The biggest problem with the wall method is that it takes a large, flat, smooth parking surface with a wall that can be used as an aiming screen. This is probably a no-brainer in Kansas or Nebraska, but it's almost impossible in mountainous, hilly or congested industrial areas.  And yes, the wall method has to be done after sunset, or at least inside of a dark building.

When to Aim Headlights

Consider aiming your headlights under the following circumstances:

  • The driver has reported poor headlight alignment on his daily vehicle condition report.
  • The vehicle is cited for poor headlight aim during a safety inspection (It is preferable to adjust headlamps before the vehicle is sent for inspection so you won't have to get them rechecked later).
  • The vehicle has had any bodywork that affects the front of the vehicle.
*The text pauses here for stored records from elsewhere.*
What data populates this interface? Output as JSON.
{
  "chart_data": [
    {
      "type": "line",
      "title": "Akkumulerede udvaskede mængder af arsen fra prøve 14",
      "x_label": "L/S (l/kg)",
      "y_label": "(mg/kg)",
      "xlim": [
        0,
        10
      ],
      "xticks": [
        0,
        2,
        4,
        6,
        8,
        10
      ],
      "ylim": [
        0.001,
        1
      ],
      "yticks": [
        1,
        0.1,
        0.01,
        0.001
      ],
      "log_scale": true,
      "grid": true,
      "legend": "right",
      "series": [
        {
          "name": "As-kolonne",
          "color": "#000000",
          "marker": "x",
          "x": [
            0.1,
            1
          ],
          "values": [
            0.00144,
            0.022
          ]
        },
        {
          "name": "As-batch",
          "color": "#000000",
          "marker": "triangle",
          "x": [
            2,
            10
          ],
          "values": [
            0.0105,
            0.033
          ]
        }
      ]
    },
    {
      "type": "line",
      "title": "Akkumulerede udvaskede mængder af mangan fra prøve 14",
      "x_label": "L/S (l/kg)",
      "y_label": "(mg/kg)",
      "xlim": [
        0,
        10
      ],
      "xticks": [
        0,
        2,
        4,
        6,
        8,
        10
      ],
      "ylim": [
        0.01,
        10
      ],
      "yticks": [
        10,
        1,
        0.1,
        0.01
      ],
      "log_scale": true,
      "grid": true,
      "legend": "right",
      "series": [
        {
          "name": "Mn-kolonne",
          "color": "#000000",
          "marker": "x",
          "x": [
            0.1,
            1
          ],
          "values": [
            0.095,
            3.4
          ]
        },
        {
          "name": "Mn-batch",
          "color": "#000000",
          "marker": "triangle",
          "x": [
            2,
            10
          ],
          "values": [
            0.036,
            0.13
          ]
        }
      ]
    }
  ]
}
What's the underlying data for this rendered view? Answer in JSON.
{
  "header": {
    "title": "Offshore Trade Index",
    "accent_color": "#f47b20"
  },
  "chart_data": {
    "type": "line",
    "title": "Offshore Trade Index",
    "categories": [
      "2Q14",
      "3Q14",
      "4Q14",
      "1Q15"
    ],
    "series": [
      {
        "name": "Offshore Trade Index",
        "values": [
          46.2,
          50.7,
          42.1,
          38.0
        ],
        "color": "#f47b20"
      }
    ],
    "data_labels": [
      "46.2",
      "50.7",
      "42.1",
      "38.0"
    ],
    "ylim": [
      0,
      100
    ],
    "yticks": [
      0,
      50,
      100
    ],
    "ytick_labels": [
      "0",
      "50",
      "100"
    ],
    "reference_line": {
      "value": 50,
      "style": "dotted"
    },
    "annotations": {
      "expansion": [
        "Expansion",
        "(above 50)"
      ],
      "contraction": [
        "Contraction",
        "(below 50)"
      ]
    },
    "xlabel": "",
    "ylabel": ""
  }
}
Ditto for any suspension adjustments that involve ride height.
  • If sealed-beam type bulbs are replaced for any reason, they will need to be aligned almost immediately.

Headlamp assemblies with replaceable halogen bulbs will not usually require aiming when the bulbs are simply replaced, but it's a good idea to check aim at the first convenient opportunity.

How to Aim Headlights

First check the correct MCI maintenance manual. for information about the particular coach model on which you are working.

Headlight-adjusting hardware and brackets can vary quite a bit between different vehicles, so take a minute with the book to see what you're getting into. Some of MCI's newest coach models even feature leveling bubbles built into the lamp-housing assemblies to make vertical adjustments easier and faster.

Next, always take steps to ensure that suspensions are at normal ride height (engine running) when these adjustments are being made.

Choose the method and equipment that works best for you. If you decide to buy headlight-aiming equipment, there are many different garage-equipment suppliers that will be anxious to sell you their very finest — investigate several models, ask for demonstrations, and pick something that works well with your vehicles and with your work situation.